I went to the doctor to have an exam and go on birth control so that I'd be ready for what I expected to be a regular sexual relationship.  And then I learned that, in that one unthinking and sudden experience, I had contracted HPV.  My boyfriend had only been with one woman before me, and he told me he was clean (we had had this discussion long before we had sex, so pregnancy had been my only worry after that night).  I had never even heard of HPV at that time, although it was the most rampant STD.  The problem is that HPV is not necessarily active in the people who are infected; someone can carry the virus but not be affected by it, so a test would show up negative.  And it is (was?) impossible to test for HPV in men at all - it only affects women when active.  So it can easily spread through hundreds of people and only show up on just one.

My boyfriend and I shed alot of tears over this revelation.  He was genuinely distraught that he had not only 'taken' my virginity but also given me a disease.  A disease about which I now had to call my parents and tell them that their insurance was going to pay to surgically remove.

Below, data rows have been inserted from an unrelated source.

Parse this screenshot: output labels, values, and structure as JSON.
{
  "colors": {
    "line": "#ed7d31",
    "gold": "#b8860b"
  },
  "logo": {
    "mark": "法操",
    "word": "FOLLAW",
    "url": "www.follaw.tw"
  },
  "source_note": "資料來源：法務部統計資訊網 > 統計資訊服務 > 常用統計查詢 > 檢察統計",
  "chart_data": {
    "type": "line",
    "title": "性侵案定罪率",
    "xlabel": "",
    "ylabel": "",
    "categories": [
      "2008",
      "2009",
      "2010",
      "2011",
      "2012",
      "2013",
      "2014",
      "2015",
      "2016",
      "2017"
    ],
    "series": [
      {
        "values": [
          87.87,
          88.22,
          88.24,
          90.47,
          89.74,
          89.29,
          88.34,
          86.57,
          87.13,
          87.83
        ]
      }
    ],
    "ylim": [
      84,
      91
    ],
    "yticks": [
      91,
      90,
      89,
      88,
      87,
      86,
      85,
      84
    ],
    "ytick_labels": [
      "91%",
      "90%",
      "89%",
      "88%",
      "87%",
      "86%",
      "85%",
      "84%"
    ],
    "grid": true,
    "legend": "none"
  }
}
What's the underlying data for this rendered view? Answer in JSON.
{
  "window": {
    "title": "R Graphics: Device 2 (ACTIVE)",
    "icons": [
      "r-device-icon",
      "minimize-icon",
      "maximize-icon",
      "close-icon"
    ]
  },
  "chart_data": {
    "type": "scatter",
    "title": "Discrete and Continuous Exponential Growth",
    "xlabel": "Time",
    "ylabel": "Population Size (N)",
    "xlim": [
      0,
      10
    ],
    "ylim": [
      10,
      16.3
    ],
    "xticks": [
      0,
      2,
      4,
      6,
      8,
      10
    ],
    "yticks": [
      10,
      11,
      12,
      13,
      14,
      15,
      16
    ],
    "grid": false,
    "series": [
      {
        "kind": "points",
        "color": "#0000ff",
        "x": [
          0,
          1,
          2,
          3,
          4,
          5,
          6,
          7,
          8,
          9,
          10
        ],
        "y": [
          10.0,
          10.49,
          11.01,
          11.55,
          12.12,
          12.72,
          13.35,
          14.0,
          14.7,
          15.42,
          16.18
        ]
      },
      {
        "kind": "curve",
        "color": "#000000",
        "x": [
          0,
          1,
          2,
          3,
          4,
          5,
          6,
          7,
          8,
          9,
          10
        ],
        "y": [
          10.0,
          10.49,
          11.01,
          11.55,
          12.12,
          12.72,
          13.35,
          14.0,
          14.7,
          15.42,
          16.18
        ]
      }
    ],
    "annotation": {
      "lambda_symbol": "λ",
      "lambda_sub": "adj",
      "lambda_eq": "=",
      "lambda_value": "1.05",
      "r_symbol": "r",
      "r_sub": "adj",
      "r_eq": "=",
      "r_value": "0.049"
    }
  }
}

For the first time in my life, I felt ashamed.  This was the first time that I felt like I had not lived up to my own standards of goodness.  I was deeply disappointed in myself and actually afraid to face my future husband.  While my parents and I had butted heads over the years, I never felt like I had done something to let them down until I had that conversation about contracting an STD.

So in the sixth month of my freshman year of college, I became depressed.  I didn't recognize it at the time because I buried myself in sex.  But I didn't know myself any more, and I didn't trust myself, and I thought I would feel better if I just kept doing the very thing that had started the whole mess.  I was with a good guy who loved me, and it was easier to escape into physical experience than to address the emotional scars.